Mottley argued Trump would also find it hard to fully reverse the Inflation Reduction Act, which incentivises clean energy, because many formerly depressed areas around the US, including traditionally Republican-voting ones, had seen new jobs and industries spring up because of it.

“We’ve had four years of municipalities, states and the private sector all making significant investments [in a low-carbon economy] in the US,” she said. “You are unlikely to see a U-turn on everything in as bald a way as some people fear.”

Cop29 is focused on the issue of climate finance, with the aim of setting out a new global goal that would deliver at least $1tn a year to developing countries, to help them cut greenhouse gas emissions and adapt to the impacts of climate-driven extreme weather.

Developed countries, however, are likely to pledge as little as a third of that in public finance from their overseas aid budgets and through the World Bank and similar institutions.

Mottley recognises rich countries will not stump up enough cash from their own budgets, though she argues they ought to do far more than they are now pledging. She has a set of proposals, known as the Bridgetown agenda after the capital of Barbados, that would generate more than $1tn a year in climate finance.

First off are reforms to the World Bank that would help free up hundreds of billions more in cash, and make loans cheaper and easier to access for the poorest and most vulnerable countries. Mottley says these moves are already under way, and have been successful so far.

She also wants new sources of revenue, called “global solidarity levies” – ways of raising money, particularly from polluting activities, that can go towards climate finance. These include a compulsory levy on business and first class flights, with a voluntary charge on economy flights that passengers could choose to pay (“because the agency of individuals matters”); a charge on international shipping; a charge on fossil fuel extraction that could reap $210bn a year; and a 0.1% levy on financial transactions that would raise $480bn a year.

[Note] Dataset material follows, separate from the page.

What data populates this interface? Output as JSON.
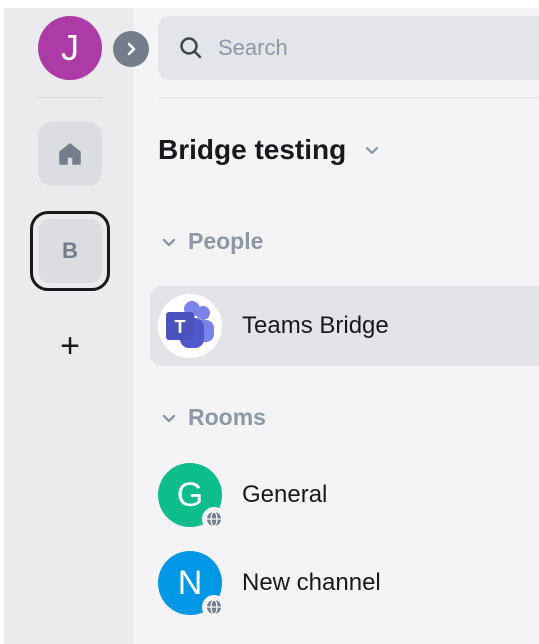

“The reality is that global public goods need dedicated sources of global financing. And if we were to extend the polluter-pays principle, then those who contribute to the problem should help carry some of the burden. And those who make profit egregiously should also leave a little something on the table,” she said. “This is the one issue for sure that binds us all, because without a planet there will be no life that we can sustain.”

Mottley also favours a wealth tax on billionaires, which has been proposed by Brazil. “When you took the [Covid] vaccine injection, you didn’t even feel it. The super wealthy, if asked to leave a little something on the table, will not feel it.”

It is beyond the scope of Cop29, or the UN, to impose such levies, and they do not form part of the formal discussions in Azerbaijan. However, a special taskforce including Barbados, France, Spain, Kenya and others – but not, so far, the UK – is working to bring the proposals to reality.

One vitally important action that she hopes Cop29 will take is to focus on methane. Emissions of this gas – which comes from fossil fuel exploration, agriculture and waste, and is many times more powerful than CO2 in heating the planet – have been rising, but efforts to control them have so far had little impact.

“There needs to be a global methane agreement,” she said. Scientists have said that controlling methane could prevent 0.5C of heating in the short term. “It seems like it’s a no-brainer,” Mottley said.